オンボーディングを実施する際のポイントや注意点
効果的なオンボーディングを実施するためにチェックすべきポイントや注意点を解説します。
サポート環境を整えておく
オンボーディングにおいては、事前にサポート環境を整えておくことがとても大切です。人事部のみ、現場担当者のみなど、サポート環境に偏りがあると、社員が疑問や不安を口に出しにくくなり、オンボーディングの効果を得にくくなってしまいます。
縦横それぞれの繋がりを意識しながらサポート環境を整えるといいでしょう。また、テレワークを導入している場合には、テレワークにおいてどのようにコミュニケーションを取っていくかも検討しましょう。
定期的に面談を行う
オンボーディング実施中にも定期的に面談を行い、社員と認識をすり合わせる場を作りましょう。
社員の成長や今後の期待値を言語化しすり合わせることで、入社後のギャップ解消やモチベーションアップに繋がります。
年齢や職級が近い社員をサポート役として設定するメンター制度や、管理職と1対1で面談する場である1on1ミーティングの実施なども有効です。
目標は細かく分けて設定する
社員のモチベーションアップや成長を実現するためには、成功体験を積み重ねることが重要となります。
目標を細かく分けて設定し、社員に成功体験を積ませることを意識しましょう。目標に対する実績を定期面談のなかで振り返り、適切なフィードバックを行うといいでしょう。
コミュニケーションが取りやすい環境を整備する
オンボーディングを実施するためには、コミュニケーションが取りやすい環境づくりが欠かせません。近年ではテレワークや時短勤務などさまざまな働き方を提供している企業も多く、それぞれの働き方に適したコミュニケーションを取ることが求められています。
物理的に離れた環境や時間差がある環境でも円滑にコミュニケーションが促進できるツールを導入すれば、より効果的なオンボーディングの環境を実現できるでしょう。
オンボーディングにはコミュニケーションが重要
効果的なオンボーディングにはコミュニケーションが大事であることは広く認識されていますが、ナレッジの蓄積については忘れがちではないでしょうか。
コミュニケーションを取りやすくするだけでナレッジの蓄積をおろそかにしていると、同じような質問が繰り返され、教育担当者の負担が大きくなります。
結果として、教育担当者が忙しいから相談がしにくい、コミュニケーションが取れないという問題が発生しがちです。

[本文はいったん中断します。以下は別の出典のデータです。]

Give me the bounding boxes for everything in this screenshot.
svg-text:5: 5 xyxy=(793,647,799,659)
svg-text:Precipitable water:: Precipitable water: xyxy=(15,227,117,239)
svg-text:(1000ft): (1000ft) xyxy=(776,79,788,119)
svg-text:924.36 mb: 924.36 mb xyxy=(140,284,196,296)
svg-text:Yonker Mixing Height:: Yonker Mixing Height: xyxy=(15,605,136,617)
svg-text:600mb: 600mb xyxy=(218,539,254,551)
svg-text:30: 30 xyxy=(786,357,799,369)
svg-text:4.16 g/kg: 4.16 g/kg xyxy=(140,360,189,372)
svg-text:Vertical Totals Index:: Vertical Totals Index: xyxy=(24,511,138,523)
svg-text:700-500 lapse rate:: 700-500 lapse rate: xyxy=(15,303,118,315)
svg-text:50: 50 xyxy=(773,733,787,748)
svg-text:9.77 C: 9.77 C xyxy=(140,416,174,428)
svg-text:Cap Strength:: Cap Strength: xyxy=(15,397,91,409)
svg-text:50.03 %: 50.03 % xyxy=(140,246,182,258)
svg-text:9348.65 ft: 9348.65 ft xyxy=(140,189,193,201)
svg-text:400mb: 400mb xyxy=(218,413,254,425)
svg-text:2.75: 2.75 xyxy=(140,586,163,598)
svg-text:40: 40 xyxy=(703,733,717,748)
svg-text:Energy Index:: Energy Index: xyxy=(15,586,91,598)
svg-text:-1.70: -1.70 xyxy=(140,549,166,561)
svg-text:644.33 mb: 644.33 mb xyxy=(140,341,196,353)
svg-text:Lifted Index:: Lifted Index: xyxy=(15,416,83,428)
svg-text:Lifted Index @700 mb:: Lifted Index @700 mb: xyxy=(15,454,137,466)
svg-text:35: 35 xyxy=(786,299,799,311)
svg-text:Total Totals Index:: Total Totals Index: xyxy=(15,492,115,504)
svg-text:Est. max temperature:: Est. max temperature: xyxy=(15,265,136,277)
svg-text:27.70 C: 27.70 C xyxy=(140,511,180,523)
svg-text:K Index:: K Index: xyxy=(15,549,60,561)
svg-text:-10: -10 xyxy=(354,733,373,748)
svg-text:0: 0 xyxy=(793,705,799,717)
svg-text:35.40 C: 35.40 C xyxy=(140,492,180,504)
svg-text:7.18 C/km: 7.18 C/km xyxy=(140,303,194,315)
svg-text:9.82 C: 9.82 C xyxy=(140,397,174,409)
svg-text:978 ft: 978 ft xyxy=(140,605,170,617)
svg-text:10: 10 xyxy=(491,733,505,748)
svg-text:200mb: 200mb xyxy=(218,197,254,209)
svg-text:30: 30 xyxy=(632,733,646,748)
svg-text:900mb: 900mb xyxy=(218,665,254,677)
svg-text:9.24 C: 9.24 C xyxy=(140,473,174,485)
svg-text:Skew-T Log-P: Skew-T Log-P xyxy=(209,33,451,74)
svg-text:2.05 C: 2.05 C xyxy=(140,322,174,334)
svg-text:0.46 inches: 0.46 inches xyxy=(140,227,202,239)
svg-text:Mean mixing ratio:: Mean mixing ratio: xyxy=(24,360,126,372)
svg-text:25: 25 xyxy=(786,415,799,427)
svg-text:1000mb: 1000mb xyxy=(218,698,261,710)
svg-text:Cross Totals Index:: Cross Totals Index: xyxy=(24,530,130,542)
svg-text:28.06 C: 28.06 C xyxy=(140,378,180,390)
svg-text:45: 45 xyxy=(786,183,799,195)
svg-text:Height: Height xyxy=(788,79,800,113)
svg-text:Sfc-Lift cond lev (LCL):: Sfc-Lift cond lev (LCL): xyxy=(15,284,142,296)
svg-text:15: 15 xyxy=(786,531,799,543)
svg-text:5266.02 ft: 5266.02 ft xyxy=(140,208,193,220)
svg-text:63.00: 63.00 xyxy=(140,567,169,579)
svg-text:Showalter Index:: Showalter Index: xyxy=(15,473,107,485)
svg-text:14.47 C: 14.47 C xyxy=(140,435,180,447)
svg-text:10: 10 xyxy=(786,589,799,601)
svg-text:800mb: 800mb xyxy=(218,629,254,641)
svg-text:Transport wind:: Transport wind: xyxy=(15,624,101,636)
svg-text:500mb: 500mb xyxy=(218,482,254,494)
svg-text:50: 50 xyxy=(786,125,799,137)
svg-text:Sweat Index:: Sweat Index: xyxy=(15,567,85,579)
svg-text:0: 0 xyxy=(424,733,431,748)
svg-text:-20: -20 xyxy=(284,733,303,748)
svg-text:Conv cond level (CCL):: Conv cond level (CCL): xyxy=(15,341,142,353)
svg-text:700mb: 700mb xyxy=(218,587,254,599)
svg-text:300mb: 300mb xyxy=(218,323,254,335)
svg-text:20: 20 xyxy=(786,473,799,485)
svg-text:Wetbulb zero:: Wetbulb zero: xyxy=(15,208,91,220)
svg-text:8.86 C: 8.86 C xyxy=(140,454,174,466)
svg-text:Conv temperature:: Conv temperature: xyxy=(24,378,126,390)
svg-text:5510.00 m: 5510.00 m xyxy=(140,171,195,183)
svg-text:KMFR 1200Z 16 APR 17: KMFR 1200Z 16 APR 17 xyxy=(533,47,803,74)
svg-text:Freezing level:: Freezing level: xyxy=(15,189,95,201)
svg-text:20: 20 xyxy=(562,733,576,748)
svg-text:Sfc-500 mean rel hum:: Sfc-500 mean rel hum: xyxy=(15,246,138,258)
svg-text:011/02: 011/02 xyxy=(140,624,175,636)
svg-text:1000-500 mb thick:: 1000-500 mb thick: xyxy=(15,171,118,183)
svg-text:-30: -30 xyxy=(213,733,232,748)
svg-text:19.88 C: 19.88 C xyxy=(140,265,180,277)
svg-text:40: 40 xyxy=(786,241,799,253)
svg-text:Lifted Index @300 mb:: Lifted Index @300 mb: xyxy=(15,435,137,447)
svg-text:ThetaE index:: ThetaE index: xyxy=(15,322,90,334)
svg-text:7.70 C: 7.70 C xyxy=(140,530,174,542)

そのため、オンボーディングにツールを活用するならば、コミュニケーションとナレッジ蓄積の両方を実現できるものを選ぶといいでしょう。たとえば、ナレッジプラットフォーム「Qast」であれば、優れた検索機能によってよくある質問を自己解決できるようにしたり、フォルダ分けやタグ付け機能でオンボーディングに役立つナレッジを集めておいたりできます。
また、困っていることや知りたいことを匿名で投稿できる「こましりbox」機能を使えば、質問するハードルを下げることができるでしょう。

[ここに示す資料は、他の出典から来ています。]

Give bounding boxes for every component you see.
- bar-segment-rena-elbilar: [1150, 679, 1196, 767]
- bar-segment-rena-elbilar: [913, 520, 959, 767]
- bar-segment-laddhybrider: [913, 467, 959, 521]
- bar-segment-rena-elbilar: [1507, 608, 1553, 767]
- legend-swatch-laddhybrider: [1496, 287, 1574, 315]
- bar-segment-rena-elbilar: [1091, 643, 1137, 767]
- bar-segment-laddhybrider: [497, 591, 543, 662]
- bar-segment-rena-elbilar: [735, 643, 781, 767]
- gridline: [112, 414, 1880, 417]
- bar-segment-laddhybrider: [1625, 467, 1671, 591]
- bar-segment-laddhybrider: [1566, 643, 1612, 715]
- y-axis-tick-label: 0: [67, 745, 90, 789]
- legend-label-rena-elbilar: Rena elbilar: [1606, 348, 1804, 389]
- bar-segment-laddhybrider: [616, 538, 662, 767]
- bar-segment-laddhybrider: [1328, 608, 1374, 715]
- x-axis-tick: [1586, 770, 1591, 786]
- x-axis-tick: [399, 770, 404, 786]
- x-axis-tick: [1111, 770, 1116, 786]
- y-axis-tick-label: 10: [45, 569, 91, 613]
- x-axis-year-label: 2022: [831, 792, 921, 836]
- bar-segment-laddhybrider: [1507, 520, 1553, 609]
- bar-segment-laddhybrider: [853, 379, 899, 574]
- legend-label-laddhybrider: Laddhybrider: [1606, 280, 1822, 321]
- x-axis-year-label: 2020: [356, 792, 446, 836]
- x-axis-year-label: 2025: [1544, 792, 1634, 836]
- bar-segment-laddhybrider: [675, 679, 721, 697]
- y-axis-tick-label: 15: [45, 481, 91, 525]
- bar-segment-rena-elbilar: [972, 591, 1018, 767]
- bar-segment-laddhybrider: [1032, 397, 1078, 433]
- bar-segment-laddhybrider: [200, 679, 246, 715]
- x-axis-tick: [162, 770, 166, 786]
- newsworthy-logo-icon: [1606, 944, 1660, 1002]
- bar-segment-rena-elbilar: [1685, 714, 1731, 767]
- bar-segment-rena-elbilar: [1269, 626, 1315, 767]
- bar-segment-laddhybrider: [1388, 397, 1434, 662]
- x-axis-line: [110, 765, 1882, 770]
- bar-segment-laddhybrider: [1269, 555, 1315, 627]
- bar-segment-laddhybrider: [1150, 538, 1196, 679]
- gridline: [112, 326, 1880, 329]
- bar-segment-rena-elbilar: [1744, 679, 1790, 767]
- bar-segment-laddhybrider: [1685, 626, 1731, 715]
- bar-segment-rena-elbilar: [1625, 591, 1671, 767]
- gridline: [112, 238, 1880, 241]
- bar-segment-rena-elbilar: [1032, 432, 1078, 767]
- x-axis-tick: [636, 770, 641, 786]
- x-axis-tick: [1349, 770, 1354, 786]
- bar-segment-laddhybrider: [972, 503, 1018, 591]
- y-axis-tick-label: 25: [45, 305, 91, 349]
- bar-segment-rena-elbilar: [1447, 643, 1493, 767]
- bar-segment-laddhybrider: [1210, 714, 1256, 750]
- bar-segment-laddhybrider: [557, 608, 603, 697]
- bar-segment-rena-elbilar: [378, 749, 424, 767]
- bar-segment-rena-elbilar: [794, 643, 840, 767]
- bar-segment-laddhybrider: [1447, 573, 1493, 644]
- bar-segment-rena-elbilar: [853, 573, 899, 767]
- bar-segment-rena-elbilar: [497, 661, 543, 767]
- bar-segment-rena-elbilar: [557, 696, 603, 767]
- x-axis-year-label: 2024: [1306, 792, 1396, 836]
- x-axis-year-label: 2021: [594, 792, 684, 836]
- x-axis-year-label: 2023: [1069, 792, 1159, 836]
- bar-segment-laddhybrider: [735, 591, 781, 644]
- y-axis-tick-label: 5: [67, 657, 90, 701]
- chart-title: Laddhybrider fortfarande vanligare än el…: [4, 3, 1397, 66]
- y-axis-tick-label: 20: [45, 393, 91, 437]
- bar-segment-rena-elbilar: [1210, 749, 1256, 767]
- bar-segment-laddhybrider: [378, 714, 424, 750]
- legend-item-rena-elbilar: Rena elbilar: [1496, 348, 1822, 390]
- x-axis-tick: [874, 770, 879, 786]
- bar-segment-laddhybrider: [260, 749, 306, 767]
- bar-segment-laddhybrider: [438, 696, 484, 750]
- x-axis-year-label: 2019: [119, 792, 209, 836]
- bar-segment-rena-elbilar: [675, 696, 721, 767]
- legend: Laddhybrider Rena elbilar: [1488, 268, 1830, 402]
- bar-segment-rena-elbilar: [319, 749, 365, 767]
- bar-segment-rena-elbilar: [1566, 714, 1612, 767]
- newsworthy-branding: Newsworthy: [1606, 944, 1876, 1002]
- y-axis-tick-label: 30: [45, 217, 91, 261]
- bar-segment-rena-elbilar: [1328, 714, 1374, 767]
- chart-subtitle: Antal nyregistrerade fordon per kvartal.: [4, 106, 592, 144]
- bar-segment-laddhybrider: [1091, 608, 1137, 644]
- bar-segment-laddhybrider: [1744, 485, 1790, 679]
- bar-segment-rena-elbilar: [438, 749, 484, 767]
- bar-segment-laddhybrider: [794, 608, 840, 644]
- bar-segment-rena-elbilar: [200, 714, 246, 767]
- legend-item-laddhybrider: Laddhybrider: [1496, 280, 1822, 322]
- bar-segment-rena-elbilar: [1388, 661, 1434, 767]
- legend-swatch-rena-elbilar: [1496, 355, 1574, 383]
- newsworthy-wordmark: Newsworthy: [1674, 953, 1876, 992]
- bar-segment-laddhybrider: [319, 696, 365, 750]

Qastはクラウドサービスなので、テレワークや時短勤務などの多様な働き方においても、適切なタイミングで適切なコミュニケーションを取ることができます。オンボーディングにおけるコミュニケーションのなかで新たなナレッジを発見し蓄積できる仕組みづくりに効果的です。
まとめ
人材の採用コストが増加する今こそ、オンボーディングによって新メンバーの離職を防ぎ、早期戦力化を図る取り組みが重要です。適切なオンボーディングは、新メンバーのみでなく組織全体のエンゲージメントや生産性向上にも効果を発揮します。
オンボーディングを行う際に大切になるのが、コミュニケーションとナレッジの蓄積です。オンボーディングを導入する際には、コミュニケーションとあわせてナレッジの蓄積も円滑に行えるツールを導入し、コミュニケーションのハードルを下げられる環境を整備しましょう。